Does anyone know what the status of this feature request is? Is anyone working on it? I have run into a situation where I need something like a basic_path_traits template in order to not have to copy a huge template definition just to create specializations for char and wchar_t.

Beman, I read your message in the Boost mailing list and I do not see why you are talking about character encodings. Granted, I have not looked into the code of Boost Filesystem and I am not familiar with its internal workings, but would you mind elaborating on the issue involved here?

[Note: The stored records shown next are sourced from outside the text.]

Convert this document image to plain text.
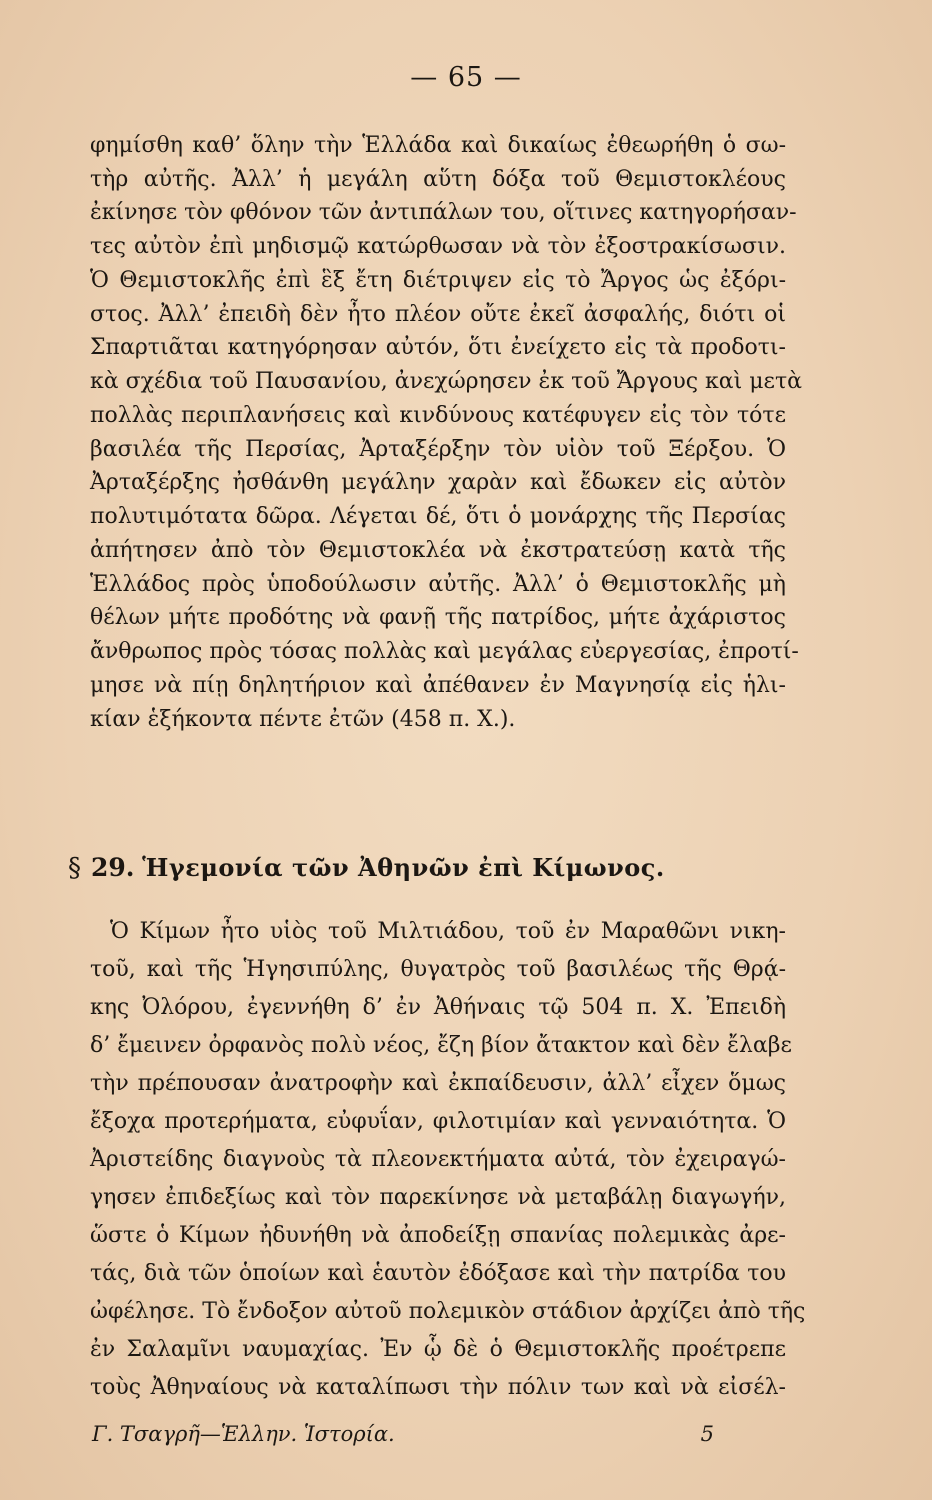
— 65 —
φημίσθη καθ’ ὅλην τὴν Ἑλλάδα καὶ δικαίως ἐθεωρήθη ὁ σω-
τὴρ αὐτῆς. Ἀλλ’ ἡ μεγάλη αὕτη δόξα τοῦ Θεμιστοκλέους
ἐκίνησε τὸν φθόνον τῶν ἀντιπάλων του, οἵτινες κατηγορήσαν-
τες αὐτὸν ἐπὶ μηδισμῷ κατώρθωσαν νὰ τὸν ἐξοστρακίσωσιν.
Ὁ Θεμιστοκλῆς ἐπὶ ἓξ ἔτη διέτριψεν εἰς τὸ Ἄργος ὡς ἐξόρι-
στος. Ἀλλ’ ἐπειδὴ δὲν ἦτο πλέον οὔτε ἐκεῖ ἀσφαλής, διότι οἱ
Σπαρτιᾶται κατηγόρησαν αὐτόν, ὅτι ἐνείχετο εἰς τὰ προδοτι-
κὰ σχέδια τοῦ Παυσανίου, ἀνεχώρησεν ἐκ τοῦ Ἄργους καὶ μετὰ
πολλὰς περιπλανήσεις καὶ κινδύνους κατέφυγεν εἰς τὸν τότε
βασιλέα τῆς Περσίας, Ἀρταξέρξην τὸν υἱὸν τοῦ Ξέρξου. Ὁ
Ἀρταξέρξης ἠσθάνθη μεγάλην χαρὰν καὶ ἔδωκεν εἰς αὐτὸν
πολυτιμότατα δῶρα. Λέγεται δέ, ὅτι ὁ μονάρχης τῆς Περσίας
ἀπήτησεν ἀπὸ τὸν Θεμιστοκλέα νὰ ἐκστρατεύσῃ κατὰ τῆς
Ἑλλάδος πρὸς ὑποδούλωσιν αὐτῆς. Ἀλλ’ ὁ Θεμιστοκλῆς μὴ
θέλων μήτε προδότης νὰ φανῇ τῆς πατρίδος, μήτε ἀχάριστος
ἄνθρωπος πρὸς τόσας πολλὰς καὶ μεγάλας εὐεργεσίας, ἐπροτί-
μησε νὰ πίῃ δηλητήριον καὶ ἀπέθανεν ἐν Μαγνησίᾳ εἰς ἡλι-
κίαν ἑξήκοντα πέντε ἐτῶν (458 π. Χ.).
§ 29. Ἡγεμονία τῶν Ἀθηνῶν ἐπὶ Κίμωνος.
Ὁ Κίμων ἦτο υἱὸς τοῦ Μιλτιάδου, τοῦ ἐν Μαραθῶνι νικη-
τοῦ, καὶ τῆς Ἡγησιπύλης, θυγατρὸς τοῦ βασιλέως τῆς Θρᾴ-
κης Ὀλόρου, ἐγεννήθη δ’ ἐν Ἀθήναις τῷ 504 π. Χ. Ἐπειδὴ
δ’ ἔμεινεν ὀρφανὸς πολὺ νέος, ἔζη βίον ἄτακτον καὶ δὲν ἔλαβε
τὴν πρέπουσαν ἀνατροφὴν καὶ ἐκπαίδευσιν, ἀλλ’ εἶχεν ὅμως
ἔξοχα προτερήματα, εὐφυΐαν, φιλοτιμίαν καὶ γενναιότητα. Ὁ
Ἀριστείδης διαγνοὺς τὰ πλεονεκτήματα αὐτά, τὸν ἐχειραγώ-
γησεν ἐπιδεξίως καὶ τὸν παρεκίνησε νὰ μεταβάλῃ διαγωγήν,
ὥστε ὁ Κίμων ἠδυνήθη νὰ ἀποδείξῃ σπανίας πολεμικὰς ἀρε-
τάς, διὰ τῶν ὁποίων καὶ ἑαυτὸν ἐδόξασε καὶ τὴν πατρίδα του
ὠφέλησε. Τὸ ἔνδοξον αὐτοῦ πολεμικὸν στάδιον ἀρχίζει ἀπὸ τῆς
ἐν Σαλαμῖνι ναυμαχίας. Ἐν ᾧ δὲ ὁ Θεμιστοκλῆς προέτρεπε
τοὺς Ἀθηναίους νὰ καταλίπωσι τὴν πόλιν των καὶ νὰ εἰσέλ-
Γ. Τσαγρῆ—Ἑλλην. Ἱστορία.	5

comment:6 by dtrebbien@…, 13 years ago

I developed a partial work-around for those who, like me, are only interested in a "basic_path_traits template" for (char, std::char_traits<char>) and (wchar_t, std::char_traits<wchar_t>):

namespace detail {

template <typename char_t_, class traits_ = std::char_traits<char_t_> >
struct boost_ticket_1936_workaround;

template <>
struct boost_ticket_1936_workaround<char>
{
        typedef boost::filesystem::path_traits boost_filesystem_path_traits;
};

template <>
struct boost_ticket_1936_workaround<wchar_t>
{
        typedef boost::filesystem::wpath_traits boost_filesystem_path_traits;
};

} // end `namespace detail`

Using this code, the generic path traits type is BOOST_DEDUCED_TYPENAME detail::boost_ticket_1936_workaround<char_t_, traits_>::boost_filesystem_path_traits

comment:7 by Beman Dawes, 12 years ago

Resolution: fixed
Status: newclosed

Boost.Filesystem Version 3, which will ship with Boost 1.44, address the issues raised by this ticket.